The STIHL TIMBERSPORTS® 2017 World Championship in Norway
New Zealand are the 2017 STIHL TIMBERSPORTS® World Champions.
New Zealanders are the new Logger Sports Team World Champions
The Håkons Hall in Lillehammer trembled last Friday night as the grand finale of the STIHL TIMBERSPORTS® team world championship began. New Zealand led a gripping, memorable but close final battle to victory. The team led by eight times world individual champion Jason Wynyard defeated the Polish team in front of an enthusiastic crowd and grabbed their fourth world championship title. On their triumphant road to the finals, the New Zealanders defeated teams from Great Britain, the USA and Canada. After demonstrating impressive times in the eight and the quarter finals, but in semi-finals the Kiwis made their stand: barely defeating the Canadians, who nonetheless beat their personal best time at 49,76 seconds, with a miraculous time of 48,36 seconds. "Congratulations to the Polish team, who have demonstrated their skill with a great performance. For us it was a long journey to come here – that‘s why it‘s great to return home with the trophy", said New Zealand‘s Jack Jordan after the victory. "We just wanted to leave the finals without making any mistakes – and we made it", his team colleague Jason Wynyard added.

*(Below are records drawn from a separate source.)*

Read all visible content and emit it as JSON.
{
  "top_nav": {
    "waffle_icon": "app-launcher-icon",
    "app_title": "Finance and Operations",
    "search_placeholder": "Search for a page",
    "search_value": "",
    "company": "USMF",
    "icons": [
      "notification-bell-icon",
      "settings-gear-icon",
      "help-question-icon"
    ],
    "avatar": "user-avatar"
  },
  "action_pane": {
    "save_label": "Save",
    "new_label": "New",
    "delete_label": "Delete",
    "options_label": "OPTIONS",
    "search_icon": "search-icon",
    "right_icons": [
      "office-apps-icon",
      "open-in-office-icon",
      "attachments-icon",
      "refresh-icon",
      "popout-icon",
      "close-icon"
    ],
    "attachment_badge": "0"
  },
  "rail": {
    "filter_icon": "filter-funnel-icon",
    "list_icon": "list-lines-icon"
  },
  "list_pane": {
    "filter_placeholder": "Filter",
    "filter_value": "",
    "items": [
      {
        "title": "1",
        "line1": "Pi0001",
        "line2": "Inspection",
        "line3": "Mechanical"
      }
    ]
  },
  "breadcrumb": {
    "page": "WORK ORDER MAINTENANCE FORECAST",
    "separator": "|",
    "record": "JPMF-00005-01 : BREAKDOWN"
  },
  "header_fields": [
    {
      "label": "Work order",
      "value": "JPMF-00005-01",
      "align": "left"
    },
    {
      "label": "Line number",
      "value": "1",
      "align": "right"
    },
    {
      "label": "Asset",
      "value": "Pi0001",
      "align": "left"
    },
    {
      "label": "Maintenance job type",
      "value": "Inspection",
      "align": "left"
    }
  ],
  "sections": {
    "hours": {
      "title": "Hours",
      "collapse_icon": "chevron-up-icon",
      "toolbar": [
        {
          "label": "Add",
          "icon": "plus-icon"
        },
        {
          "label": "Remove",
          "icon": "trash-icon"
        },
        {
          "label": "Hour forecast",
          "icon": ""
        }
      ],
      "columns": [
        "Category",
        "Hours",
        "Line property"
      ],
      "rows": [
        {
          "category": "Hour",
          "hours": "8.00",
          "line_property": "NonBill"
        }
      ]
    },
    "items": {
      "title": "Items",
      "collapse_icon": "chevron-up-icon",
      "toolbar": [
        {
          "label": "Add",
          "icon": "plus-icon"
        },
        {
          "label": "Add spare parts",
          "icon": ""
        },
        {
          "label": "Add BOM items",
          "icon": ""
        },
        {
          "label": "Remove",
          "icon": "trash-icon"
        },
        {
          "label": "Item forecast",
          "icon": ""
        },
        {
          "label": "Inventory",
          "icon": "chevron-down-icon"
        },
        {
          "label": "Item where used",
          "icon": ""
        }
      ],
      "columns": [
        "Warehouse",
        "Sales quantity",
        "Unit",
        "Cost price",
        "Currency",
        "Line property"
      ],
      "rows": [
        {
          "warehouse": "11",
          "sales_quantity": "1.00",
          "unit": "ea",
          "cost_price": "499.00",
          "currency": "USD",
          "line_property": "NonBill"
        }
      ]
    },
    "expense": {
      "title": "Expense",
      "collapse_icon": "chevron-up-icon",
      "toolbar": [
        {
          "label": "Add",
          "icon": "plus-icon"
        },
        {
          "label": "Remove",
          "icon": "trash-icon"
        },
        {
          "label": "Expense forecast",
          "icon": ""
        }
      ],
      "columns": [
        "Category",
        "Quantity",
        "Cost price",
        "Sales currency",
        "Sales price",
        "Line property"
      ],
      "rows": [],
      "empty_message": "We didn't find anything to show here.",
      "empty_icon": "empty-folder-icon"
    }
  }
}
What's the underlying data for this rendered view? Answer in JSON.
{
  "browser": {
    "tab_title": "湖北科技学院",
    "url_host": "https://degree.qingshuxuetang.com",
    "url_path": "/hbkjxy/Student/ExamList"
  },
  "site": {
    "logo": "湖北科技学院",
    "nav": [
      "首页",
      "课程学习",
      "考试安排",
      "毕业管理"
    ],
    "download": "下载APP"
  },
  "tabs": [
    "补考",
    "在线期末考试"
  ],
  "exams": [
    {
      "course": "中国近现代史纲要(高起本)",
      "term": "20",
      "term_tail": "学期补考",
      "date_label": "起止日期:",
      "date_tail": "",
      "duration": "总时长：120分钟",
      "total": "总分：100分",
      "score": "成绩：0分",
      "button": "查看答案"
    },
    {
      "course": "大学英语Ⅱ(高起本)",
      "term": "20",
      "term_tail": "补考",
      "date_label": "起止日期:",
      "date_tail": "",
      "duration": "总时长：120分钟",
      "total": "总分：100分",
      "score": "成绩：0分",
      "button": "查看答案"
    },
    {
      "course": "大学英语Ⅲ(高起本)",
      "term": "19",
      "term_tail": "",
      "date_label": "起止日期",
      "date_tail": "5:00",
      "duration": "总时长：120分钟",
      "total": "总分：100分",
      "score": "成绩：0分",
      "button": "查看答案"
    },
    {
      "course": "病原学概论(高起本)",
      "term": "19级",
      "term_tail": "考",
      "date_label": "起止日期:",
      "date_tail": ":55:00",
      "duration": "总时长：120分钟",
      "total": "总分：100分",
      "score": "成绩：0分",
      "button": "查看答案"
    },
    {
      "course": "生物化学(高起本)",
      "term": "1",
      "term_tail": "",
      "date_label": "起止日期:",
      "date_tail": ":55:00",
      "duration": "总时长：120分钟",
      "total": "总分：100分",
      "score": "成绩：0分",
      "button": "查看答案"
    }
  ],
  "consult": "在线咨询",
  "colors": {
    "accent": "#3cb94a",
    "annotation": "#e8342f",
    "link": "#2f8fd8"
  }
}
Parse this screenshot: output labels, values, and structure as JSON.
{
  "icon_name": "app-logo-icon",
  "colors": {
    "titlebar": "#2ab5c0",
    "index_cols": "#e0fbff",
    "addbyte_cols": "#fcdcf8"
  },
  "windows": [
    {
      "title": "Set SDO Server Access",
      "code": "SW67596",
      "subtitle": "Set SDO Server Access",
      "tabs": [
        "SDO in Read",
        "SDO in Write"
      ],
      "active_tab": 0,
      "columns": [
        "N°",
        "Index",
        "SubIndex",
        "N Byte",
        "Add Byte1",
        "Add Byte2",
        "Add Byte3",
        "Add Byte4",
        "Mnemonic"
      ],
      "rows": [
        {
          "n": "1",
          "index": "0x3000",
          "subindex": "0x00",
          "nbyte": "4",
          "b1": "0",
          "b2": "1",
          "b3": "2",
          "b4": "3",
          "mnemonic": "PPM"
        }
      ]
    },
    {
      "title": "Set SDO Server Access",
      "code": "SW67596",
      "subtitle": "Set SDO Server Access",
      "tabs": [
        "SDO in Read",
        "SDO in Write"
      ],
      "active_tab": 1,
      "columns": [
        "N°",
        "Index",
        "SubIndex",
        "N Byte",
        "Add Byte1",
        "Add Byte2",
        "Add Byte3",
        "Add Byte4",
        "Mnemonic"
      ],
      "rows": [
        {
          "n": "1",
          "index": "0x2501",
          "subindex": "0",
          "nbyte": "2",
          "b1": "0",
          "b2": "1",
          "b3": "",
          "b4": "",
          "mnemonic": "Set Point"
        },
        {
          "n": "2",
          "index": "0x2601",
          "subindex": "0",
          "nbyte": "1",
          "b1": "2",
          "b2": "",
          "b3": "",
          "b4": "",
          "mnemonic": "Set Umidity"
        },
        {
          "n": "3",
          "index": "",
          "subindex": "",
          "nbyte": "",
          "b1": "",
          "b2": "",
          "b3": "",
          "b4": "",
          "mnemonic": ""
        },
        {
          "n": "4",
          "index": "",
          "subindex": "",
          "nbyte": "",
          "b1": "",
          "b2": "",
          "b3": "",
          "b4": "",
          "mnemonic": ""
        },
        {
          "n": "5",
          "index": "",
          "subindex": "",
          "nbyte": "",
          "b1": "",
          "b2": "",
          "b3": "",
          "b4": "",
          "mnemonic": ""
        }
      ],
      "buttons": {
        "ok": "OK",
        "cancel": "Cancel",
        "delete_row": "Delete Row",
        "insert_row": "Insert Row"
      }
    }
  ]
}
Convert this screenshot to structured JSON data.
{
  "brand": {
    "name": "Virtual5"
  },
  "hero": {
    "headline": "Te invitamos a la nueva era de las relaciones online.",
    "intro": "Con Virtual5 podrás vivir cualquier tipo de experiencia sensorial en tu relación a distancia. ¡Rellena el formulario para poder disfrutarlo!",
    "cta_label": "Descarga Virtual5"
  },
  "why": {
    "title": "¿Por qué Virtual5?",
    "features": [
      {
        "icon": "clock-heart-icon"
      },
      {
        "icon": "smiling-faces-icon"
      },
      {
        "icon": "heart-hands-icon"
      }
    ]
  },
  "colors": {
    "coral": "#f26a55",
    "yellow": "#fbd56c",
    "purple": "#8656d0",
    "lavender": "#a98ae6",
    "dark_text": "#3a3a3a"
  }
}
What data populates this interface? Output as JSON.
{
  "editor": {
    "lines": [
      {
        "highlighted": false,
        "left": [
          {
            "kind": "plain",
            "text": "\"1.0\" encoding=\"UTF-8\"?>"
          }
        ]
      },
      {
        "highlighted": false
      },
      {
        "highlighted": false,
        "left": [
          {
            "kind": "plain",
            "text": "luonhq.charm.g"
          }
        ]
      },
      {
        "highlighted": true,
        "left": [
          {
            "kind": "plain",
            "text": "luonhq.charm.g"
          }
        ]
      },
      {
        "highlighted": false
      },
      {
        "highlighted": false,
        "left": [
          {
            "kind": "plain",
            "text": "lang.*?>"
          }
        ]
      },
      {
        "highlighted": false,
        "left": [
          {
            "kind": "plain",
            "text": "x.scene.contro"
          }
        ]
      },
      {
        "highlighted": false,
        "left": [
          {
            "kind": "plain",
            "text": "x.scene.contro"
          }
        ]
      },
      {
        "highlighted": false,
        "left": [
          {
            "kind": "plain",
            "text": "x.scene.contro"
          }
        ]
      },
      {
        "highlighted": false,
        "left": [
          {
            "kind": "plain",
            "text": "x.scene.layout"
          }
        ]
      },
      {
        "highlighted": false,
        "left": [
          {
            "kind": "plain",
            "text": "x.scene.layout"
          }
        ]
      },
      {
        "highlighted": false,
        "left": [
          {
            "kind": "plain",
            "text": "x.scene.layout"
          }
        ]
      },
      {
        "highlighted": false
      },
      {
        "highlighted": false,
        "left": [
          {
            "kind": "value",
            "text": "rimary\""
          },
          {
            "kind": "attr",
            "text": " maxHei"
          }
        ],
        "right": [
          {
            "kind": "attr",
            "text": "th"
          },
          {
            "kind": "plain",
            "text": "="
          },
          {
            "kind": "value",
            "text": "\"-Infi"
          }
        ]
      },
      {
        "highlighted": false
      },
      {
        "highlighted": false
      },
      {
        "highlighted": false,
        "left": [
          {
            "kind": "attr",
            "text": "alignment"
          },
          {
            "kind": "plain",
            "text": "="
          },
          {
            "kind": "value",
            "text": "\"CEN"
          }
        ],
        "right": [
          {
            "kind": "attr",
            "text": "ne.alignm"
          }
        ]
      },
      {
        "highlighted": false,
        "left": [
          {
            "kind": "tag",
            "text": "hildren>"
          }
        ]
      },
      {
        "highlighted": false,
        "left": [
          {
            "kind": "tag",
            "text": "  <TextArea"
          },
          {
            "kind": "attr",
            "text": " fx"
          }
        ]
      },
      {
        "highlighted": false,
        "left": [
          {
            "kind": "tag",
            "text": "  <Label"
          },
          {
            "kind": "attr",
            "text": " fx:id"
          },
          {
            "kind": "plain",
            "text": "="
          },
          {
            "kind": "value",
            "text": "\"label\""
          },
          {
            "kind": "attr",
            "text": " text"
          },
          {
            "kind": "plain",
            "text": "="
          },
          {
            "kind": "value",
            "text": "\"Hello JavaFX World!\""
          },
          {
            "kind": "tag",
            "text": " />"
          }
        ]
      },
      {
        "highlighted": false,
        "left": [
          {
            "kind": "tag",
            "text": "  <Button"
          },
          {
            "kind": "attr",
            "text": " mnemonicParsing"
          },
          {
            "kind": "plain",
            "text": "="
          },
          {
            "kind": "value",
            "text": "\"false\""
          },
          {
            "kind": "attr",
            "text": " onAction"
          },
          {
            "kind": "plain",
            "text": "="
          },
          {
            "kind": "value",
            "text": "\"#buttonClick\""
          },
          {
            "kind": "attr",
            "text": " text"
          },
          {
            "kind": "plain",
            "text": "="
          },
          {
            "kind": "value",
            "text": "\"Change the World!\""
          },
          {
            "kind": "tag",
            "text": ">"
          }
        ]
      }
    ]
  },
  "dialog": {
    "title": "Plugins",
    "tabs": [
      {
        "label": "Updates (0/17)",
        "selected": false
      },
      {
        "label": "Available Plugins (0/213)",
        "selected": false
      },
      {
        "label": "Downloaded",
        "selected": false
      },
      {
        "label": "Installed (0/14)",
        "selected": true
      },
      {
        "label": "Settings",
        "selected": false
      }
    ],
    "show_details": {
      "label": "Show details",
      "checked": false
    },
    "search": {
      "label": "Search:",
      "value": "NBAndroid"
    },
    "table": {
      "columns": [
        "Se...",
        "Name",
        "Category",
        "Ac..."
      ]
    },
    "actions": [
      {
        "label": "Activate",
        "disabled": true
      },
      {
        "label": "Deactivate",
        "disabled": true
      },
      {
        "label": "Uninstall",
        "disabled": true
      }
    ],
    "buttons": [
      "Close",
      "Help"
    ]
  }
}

Extreme Logger Athlete Jason Wynyard is once again the World Champion
The world championship of the STIHL TIMBERSPORTS® Series is over: New Zealand's Jason Wynyard is the former and current world champion. In a breath-taking competition he successfully defended his title, becoming the best logger sports athlete of the world for the ninth time. He won in the Håkons Hall in Lillehammer in front of an enthusiastic crowd of more than 3,000 spectators. In a thrilling finale Australia's Brad De Losa and Mitch Hewitt of Canada managed to stand next to him on the podium. In 2018 Liverpool will host the STIHL TIMBERSPORTS® World Championship.
From the very beginning, Jason showed a strong performance in the top-notch participant field and fought his way through the leading group. He took the lead by setting the day's record with 10.33 seconds in his showpiece discipline Single Buck. Jason took advantage of his lead and didn't let go of it until the very end, successfully defending his title. During an Interview in Lillehammer after the event Jason said: "I am not completely happy with my competition today, but the title means a great deal to me. At the end it all comes down to the Hot Saw and here the smallest details matter."